Coahuila, próximo domingo

Con razón se ha hablado de la importancia de las elecciones para gobernador en el Estado de México. Aunque está por verse que sean un anuncio de lo que sucederá en la contienda presidencial en 2018, sí está claro que dibujarán lo que pasará en el país de aquí a entonces.

Lo que no hemos acabado de calibrar es la importancia que tendrán los resultados en nuestro vecino estado de Coahuila. Sobre todo por la posibilidad, vigente sin duda, de la derrota del priismo. Sería, como en Edomex, la primera vez que el estado fuera gobernado por un partido distinto del PRI.

Aunque la tierra de los Moreira, con un padrón de dos millones, tiene apenas la quinta parte de los votantes del estado de Peña Nieto, una derrota priista en ella tendría un enorme valor simbólico: el tricolor perdería uno de sus tradicionales bastiones y quedaría aún más débil ante 2018. Y después de los resultados de Nuevo León y Tamaulipas, se vería despedido de los gobiernos del noreste.

Por eso la importancia de la elección vecina.
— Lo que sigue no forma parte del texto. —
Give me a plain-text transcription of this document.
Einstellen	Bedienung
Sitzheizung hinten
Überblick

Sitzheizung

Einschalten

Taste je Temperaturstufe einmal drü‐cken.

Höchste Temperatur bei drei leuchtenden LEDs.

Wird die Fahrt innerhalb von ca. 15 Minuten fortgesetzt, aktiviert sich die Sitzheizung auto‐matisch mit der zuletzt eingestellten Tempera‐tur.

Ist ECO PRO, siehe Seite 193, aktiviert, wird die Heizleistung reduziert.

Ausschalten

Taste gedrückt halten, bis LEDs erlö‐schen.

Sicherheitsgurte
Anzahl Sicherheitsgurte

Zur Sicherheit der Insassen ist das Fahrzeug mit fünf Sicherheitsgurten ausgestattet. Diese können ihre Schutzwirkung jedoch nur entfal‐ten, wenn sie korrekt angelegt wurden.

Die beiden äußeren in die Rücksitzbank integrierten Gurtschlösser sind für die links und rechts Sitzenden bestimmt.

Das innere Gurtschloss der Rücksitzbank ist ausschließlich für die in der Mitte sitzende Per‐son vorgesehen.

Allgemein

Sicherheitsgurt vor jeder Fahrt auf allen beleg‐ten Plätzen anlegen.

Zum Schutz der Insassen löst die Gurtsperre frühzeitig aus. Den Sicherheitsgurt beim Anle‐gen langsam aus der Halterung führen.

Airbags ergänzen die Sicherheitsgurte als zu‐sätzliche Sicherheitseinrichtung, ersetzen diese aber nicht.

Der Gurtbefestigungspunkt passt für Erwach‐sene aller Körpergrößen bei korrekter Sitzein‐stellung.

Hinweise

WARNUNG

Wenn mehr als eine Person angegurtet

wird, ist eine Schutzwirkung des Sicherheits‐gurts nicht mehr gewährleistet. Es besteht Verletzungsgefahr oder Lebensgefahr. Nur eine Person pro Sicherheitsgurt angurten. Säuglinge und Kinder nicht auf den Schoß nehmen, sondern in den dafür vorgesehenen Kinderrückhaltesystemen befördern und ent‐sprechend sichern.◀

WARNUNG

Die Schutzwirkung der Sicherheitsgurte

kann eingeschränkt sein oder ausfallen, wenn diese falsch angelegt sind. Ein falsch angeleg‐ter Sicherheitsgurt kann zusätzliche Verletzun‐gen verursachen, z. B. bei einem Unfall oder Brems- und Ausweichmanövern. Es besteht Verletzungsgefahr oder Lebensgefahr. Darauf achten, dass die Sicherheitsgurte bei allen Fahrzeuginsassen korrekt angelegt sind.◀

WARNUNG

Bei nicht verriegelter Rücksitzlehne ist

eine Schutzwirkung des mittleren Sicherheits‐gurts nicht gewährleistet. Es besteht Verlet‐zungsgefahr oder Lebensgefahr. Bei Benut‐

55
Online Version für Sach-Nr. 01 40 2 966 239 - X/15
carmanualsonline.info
Las encuestas-contrapuestas, como siempre, han acabado por no decir nada, salvo que hay dos punteros reñidos. Algunas dan como ganador al candidato del PRI (y de otros seis partidos), Miguel Riquelme, y otras a Guillermo Anaya, postulado por el PAN (y otros tres partidos). En ambos casos, con una diferencia de entre cuatro y seis por ciento. También compiten, con menor probabilidad, Armando Guadiana, de Morena, y el independiente Javier Guerrero.
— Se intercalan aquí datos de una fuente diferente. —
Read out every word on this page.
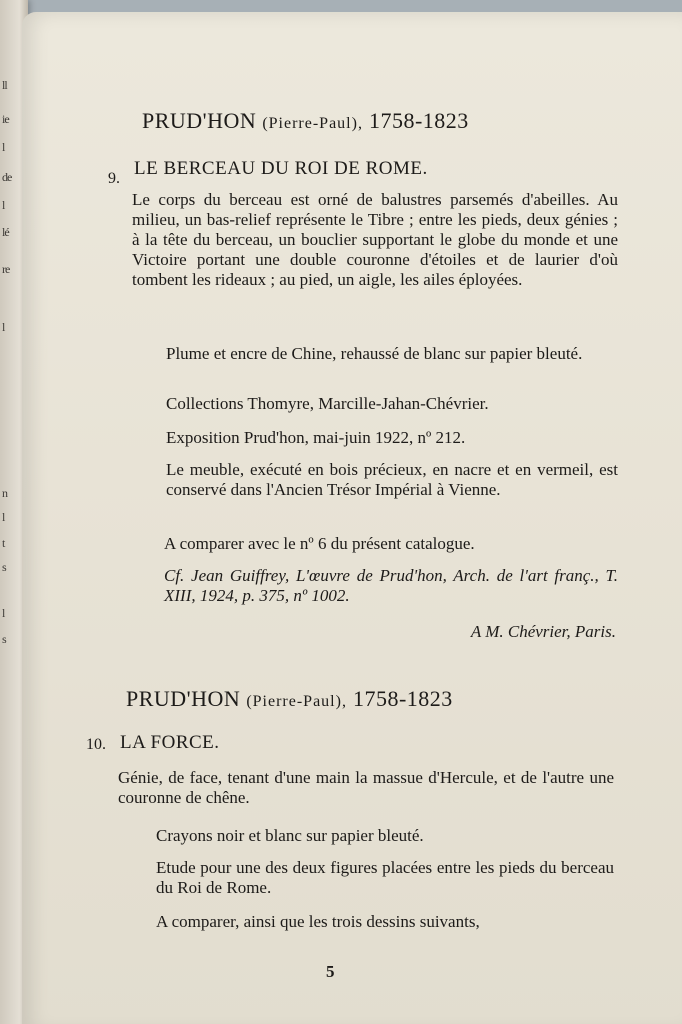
ll
ie
l
de
l
lé
re
l
n
l
t
s
l
s
PRUD'HON (Pierre-Paul), 1758-1823
9. LE BERCEAU DU ROI DE ROME.
Le corps du berceau est orné de balustres parsemés d'abeilles. Au milieu, un bas-relief représente le Tibre ; entre les pieds, deux génies ; à la tête du berceau, un bouclier supportant le globe du monde et une Victoire portant une double couronne d'étoiles et de laurier d'où tombent les rideaux ; au pied, un aigle, les ailes éployées.
Plume et encre de Chine, rehaussé de blanc sur papier bleuté.
Collections Thomyre, Marcille-Jahan-Chévrier.
Exposition Prud'hon, mai-juin 1922, nº 212.
Le meuble, exécuté en bois précieux, en nacre et en vermeil, est conservé dans l'Ancien Trésor Impérial à Vienne.
A comparer avec le nº 6 du présent catalogue.
Cf. Jean Guiffrey, L'œuvre de Prud'hon, Arch. de l'art franç., T. XIII, 1924, p. 375, nº 1002.
A M. Chévrier, Paris.
PRUD'HON (Pierre-Paul), 1758-1823
10. LA FORCE.
Génie, de face, tenant d'une main la massue d'Hercule, et de l'autre une couronne de chêne.
Crayons noir et blanc sur papier bleuté.
Etude pour une des deux figures placées entre les pieds du berceau du Roi de Rome.
A comparer, ainsi que les trois dessins suivants,
5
Se verá. Lo que desde ahora se puede considerar un hecho revolucionario en la elección a gobernador de Coahuila es el “surgimiento lagunero”. Ahora sí, panista o priista, la Comarca Lagunera coahuilense tendrá un gobernador propio: tanto Riquelme como Anaya son laguneros. El primero es nada menos que el alcalde saliente (con licencia) de la ciudad de Torreón. El segundo ha sido también alcalde de Torreón, diputado y senador. Esa parte del estado que ha abogado incluso por separarse del centralismo de Saltillo, ahora gobernará el conjunto desde su propia sede. Hagan sus apuestas.